His red, teary eyes said so much more.

Buck is 76 and has Parkinson's disease, a degenerative disorder of the nervous system that affects the body's movement. He is under the care of Nathan Adelson Hospice.

Throughout the week leading up to Veterans Day, volunteers and workers for the hospice made special visits to the roughly 50 patients in the Las Vegas Valley and Pahrump who served in the armed forces. Each one received a certificate honoring them for their service and a star-spangled ribbon they could hang from their door.

The honors were a first for the hospice, whose own veterans on staff conceived the idea as a way to show their pride in the men and women who served their country, said Diane Smith, who oversees patient care for the hospice.

Buck received his honors from social worker Kara Hill, who heads the hospice veterans committee that came up with the idea. The Parkinson's started 13 years ago and has sapped the former bull rider's ability to walk well. His scooter gets him around, though.
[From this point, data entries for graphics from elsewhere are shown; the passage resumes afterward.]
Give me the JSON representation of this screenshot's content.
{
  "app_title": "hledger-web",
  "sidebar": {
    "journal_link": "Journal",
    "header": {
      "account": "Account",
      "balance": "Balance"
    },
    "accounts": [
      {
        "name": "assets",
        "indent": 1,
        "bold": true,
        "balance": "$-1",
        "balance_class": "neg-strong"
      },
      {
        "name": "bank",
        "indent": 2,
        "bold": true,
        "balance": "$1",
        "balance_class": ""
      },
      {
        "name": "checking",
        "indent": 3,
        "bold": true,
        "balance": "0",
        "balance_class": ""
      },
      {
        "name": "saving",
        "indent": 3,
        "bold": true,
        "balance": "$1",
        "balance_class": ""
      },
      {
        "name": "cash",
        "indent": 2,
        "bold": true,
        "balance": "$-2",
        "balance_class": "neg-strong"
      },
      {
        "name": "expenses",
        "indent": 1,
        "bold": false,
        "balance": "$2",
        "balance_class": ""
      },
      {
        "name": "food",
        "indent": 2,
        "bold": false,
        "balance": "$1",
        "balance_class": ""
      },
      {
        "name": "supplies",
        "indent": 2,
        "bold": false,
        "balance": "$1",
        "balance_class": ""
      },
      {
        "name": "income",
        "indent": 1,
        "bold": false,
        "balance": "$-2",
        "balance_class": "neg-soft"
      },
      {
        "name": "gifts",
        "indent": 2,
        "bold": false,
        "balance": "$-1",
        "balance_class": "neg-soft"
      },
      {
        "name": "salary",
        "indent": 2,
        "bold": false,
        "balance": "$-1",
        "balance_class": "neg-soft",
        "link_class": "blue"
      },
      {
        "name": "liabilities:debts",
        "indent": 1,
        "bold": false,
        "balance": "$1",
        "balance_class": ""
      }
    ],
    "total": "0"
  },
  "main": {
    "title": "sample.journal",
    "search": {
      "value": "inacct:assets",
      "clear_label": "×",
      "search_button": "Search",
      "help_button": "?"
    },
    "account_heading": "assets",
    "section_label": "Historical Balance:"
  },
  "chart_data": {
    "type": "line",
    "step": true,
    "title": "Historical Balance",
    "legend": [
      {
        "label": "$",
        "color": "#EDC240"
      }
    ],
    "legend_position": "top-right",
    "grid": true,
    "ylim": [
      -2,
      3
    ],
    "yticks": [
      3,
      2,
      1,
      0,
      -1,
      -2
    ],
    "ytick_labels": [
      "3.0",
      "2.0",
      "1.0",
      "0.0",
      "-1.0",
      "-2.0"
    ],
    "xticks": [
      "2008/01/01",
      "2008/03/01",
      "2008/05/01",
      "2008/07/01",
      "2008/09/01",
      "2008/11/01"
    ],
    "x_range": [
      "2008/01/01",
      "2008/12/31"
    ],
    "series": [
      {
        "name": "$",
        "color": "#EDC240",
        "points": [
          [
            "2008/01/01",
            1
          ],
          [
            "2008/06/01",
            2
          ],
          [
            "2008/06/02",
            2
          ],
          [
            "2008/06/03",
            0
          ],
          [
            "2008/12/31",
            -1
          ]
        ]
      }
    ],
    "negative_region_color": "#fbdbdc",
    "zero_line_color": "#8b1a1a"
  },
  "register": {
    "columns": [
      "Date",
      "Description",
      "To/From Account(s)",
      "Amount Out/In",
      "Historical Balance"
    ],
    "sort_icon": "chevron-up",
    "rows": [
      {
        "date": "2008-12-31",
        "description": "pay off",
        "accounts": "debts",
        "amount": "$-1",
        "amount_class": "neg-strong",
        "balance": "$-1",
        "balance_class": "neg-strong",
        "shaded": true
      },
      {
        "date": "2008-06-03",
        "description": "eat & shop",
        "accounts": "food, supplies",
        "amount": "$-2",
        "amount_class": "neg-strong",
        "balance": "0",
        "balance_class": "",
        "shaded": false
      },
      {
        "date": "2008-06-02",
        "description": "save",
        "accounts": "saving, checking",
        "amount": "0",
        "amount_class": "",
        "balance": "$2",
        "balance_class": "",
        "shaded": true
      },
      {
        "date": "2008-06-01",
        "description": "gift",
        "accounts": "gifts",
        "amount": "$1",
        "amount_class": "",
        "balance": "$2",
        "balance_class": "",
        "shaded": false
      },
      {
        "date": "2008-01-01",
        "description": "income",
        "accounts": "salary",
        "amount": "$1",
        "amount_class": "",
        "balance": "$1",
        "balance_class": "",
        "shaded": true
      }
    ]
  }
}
At one point, his wife, Sharon, held a framed black-and-white photo of her young and smiling husband in his Army uniform.

"That was a long time ago," he said.

He stared at the certificate in his hands again.

"I'll frame this," he said.

Response by the veterans has been nothing but positive, Smith said.

She recounted a visit earlier in the week where a nurse visited another Parkinson's patient. The disease had hunched his body forward and left his hands all but useless.

His wife was feeding him at the breakfast table when the nurse arrived. When she showed him the certificate, he read it, mustered the strength to raise his hand and gave her a salute.